Matt Casey, the attorney representing the man who came forward this summer as “Victim 2,” declined comment, according to a woman who answered the phone at his firm Thursday afternoon. Attorneys for the other victims did not return calls for comment as of press time Thursday.
Kristen Houser, vice president of communications and development for the Pennsylvania Coalition Against Rape, said leaders who hesitate or give the “benefit of the doubt” to an offender hurt both people and the institutions they’re trying to protect.
“We need the leaders of our schools, institutions and youth-serving organizations to follow the laws that are put in place to protect children first and foremost,” Houser said. “If you act to protect children, you automatically are also acting to protect your institution.”
The Penn State case, and sexual abuse situations within the Boy Scouts of America, Catholic church and various school districts in Pennsylvania show the dangers of trying to keep sexual abuse allegations out of the public eye, Houser said.
Houser said this shows people that they need to report abuse that they suspect or someone discloses to them instead of trying to play detective themselves.
“Pennsylvania, by filing these kinds of charges, is sending a strong message to people who have the care of children that you must comply with the law that was written to protect children,” Houser said.

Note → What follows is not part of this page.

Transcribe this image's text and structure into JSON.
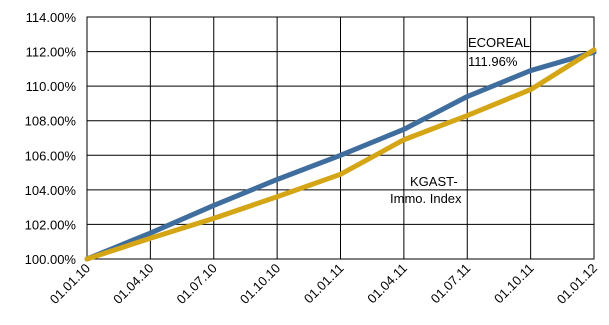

PCAR worked with Penn State’s new administration to train more than 9,000 faculty, staff and volunteers about how to comply with child abuse reporting laws, Houser said. They’ve also been trained in how to recognize signs of abuse and how to call in abuse if they have suspicion, Houser said.
Curtis St. John, Male Survivor media spokesperson, said he’s glad that this isn’t being ignored, but he has compassion for Curley.
“As someone once put it, if he walked into the shower and saw Sandusky beating a child with his fist, there’d be no question as to what to do. With this sort of crime, people don’t like to talk about it,” St. John said. “People want to make it go away. Unfortunately, you can’t do that.”
St. John said the men who came forward in the case are a catalyst for change, giving men permission for speaking up about sexual abuse.
A case doesn’t need to go through the justice system for abused men to recover, but the charges should help them feel validated, St. John said. It’s important to be believed as a victim, he said.
Penn State is “stepping up to the plate” in addressing the problem, St. John said, and is setting an example to other organization, such as the Boy Scouts.
“What’s happening at Penn State is horrible, don’t get me wrong,” St. John said. “However, Penn State’s setting an example now for the world.”